The American Republic stands threatened by the first overtly anti-democratic leader of a large party in its modern history—an authoritarian with no grasp of history, no impulse control, and no apparent barriers on his will to power. The right thing to do, for everyone who believes in liberal democracy, is to gather around and work to defeat him on Election Day. Instead, we seem to be either engaged in parochial feuding or caught by habits of tribal hatred so ingrained that they have become impossible to escape even at moments of maximum danger. Bernie Sanders wouldn’t mind bringing down the Democratic Party to prevent it from surrendering to corporate forces—and yet he may be increasing the possibility of rule-by-billionaire.

Nixon, Richard sweatGopnik’s is an excellent analysis of what’s going on. The extreme bi-partisanship in the US, partly created by their system of government, has allowed a character like Trump to hijack one of the major political parties. With his lack of a core and ever-changing values, it could almost as easily have been the Democratic Party he took over. When John F Kennedy won the presidency, it was put down to how much better he appeared in the first ever televised presidential debate. (See here.) Now we have a candidate who has no policies behind his positions, which is difficult when they frequently changed anyway, but has almost universal recognition.

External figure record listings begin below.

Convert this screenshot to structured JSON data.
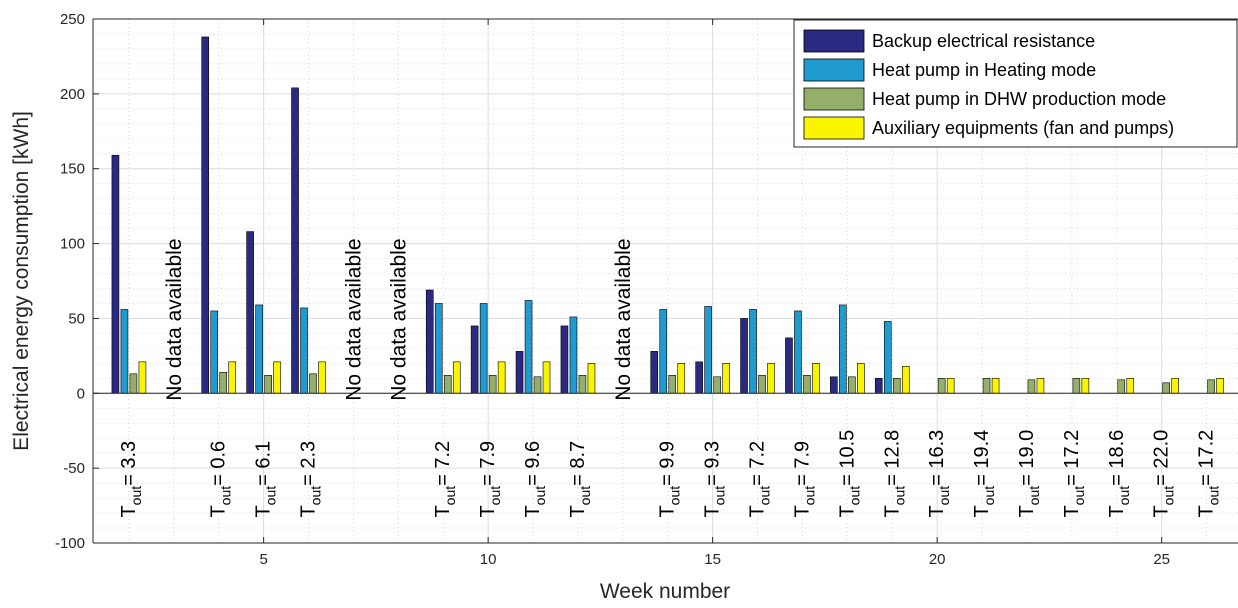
{
  "chart_data": {
    "type": "bar",
    "xlabel": "Week number",
    "ylabel": "Electrical energy consumption [kWh]",
    "xlim": [
      1.2,
      26.7
    ],
    "ylim": [
      -100,
      250
    ],
    "xticks": [
      5,
      10,
      15,
      20,
      25
    ],
    "xtick_labels": [
      "5",
      "10",
      "15",
      "20",
      "25"
    ],
    "yticks": [
      -100,
      -50,
      0,
      50,
      100,
      150,
      200,
      250
    ],
    "ytick_labels": [
      "-100",
      "-50",
      "0",
      "50",
      "100",
      "150",
      "200",
      "250"
    ],
    "grid": true,
    "minor_grid": true,
    "legend_position": "top-right",
    "categories": [
      2,
      3,
      4,
      5,
      6,
      7,
      8,
      9,
      10,
      11,
      12,
      13,
      14,
      15,
      16,
      17,
      18,
      19,
      20,
      21,
      22,
      23,
      24,
      25,
      26
    ],
    "series": [
      {
        "name": "Backup electrical resistance",
        "color": "#2b2a82",
        "values": [
          159,
          null,
          238,
          108,
          204,
          null,
          null,
          69,
          45,
          28,
          45,
          null,
          28,
          21,
          50,
          37,
          11,
          10,
          0,
          0,
          0,
          0,
          0,
          0,
          0
        ]
      },
      {
        "name": "Heat pump in Heating mode",
        "color": "#1f9bd0",
        "values": [
          56,
          null,
          55,
          59,
          57,
          null,
          null,
          60,
          60,
          62,
          51,
          null,
          56,
          58,
          56,
          55,
          59,
          48,
          0,
          0,
          0,
          0,
          0,
          0,
          0
        ]
      },
      {
        "name": "Heat pump in DHW production mode",
        "color": "#94af6a",
        "values": [
          13,
          null,
          14,
          12,
          13,
          null,
          null,
          12,
          12,
          11,
          12,
          null,
          12,
          11,
          12,
          12,
          11,
          10,
          10,
          10,
          9,
          10,
          9,
          7,
          9
        ]
      },
      {
        "name": "Auxiliary equipments (fan and pumps)",
        "color": "#f9f400",
        "values": [
          21,
          null,
          21,
          21,
          21,
          null,
          null,
          21,
          21,
          21,
          20,
          null,
          20,
          20,
          20,
          20,
          20,
          18,
          10,
          10,
          10,
          10,
          10,
          10,
          10
        ]
      }
    ],
    "no_data_label": "No data available",
    "no_data_weeks": [
      3,
      7,
      8,
      13
    ],
    "tout_prefix": "T",
    "tout_subscript": "out",
    "tout_equals": "= ",
    "tout": [
      {
        "week": 2,
        "value": "3.3"
      },
      {
        "week": 4,
        "value": "0.6"
      },
      {
        "week": 5,
        "value": "6.1"
      },
      {
        "week": 6,
        "value": "2.3"
      },
      {
        "week": 9,
        "value": "7.2"
      },
      {
        "week": 10,
        "value": "7.9"
      },
      {
        "week": 11,
        "value": "9.6"
      },
      {
        "week": 12,
        "value": "8.7"
      },
      {
        "week": 14,
        "value": "9.9"
      },
      {
        "week": 15,
        "value": "9.3"
      },
      {
        "week": 16,
        "value": "7.2"
      },
      {
        "week": 17,
        "value": "7.9"
      },
      {
        "week": 18,
        "value": "10.5"
      },
      {
        "week": 19,
        "value": "12.8"
      },
      {
        "week": 20,
        "value": "16.3"
      },
      {
        "week": 21,
        "value": "19.4"
      },
      {
        "week": 22,
        "value": "19.0"
      },
      {
        "week": 23,
        "value": "17.2"
      },
      {
        "week": 24,
        "value": "18.6"
      },
      {
        "week": 25,
        "value": "22.0"
      },
      {
        "week": 26,
        "value": "17.2"
      }
    ]
  }
}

Trump’s ability to brand himself as a success despite his lack of substance may be the key to his increasing popularity. He seems to be made from Teflon as the most appalling behaviour, which would see any other candidate destroyed, is shrugged off by his followers as, “telling it like it is.”

Like most of us, when USians vote, they vote their pockets. We New Zealanders watching the US election are at least as concerned about what it means for the rest of the world. The idea of the most powerful country on the planet being led by Donald Trump is simply horrendous. Republicans think their country’s reputation has diminished under Obama’s presidency (the opposite is actually true). If they elect Donald Trump, that will be true.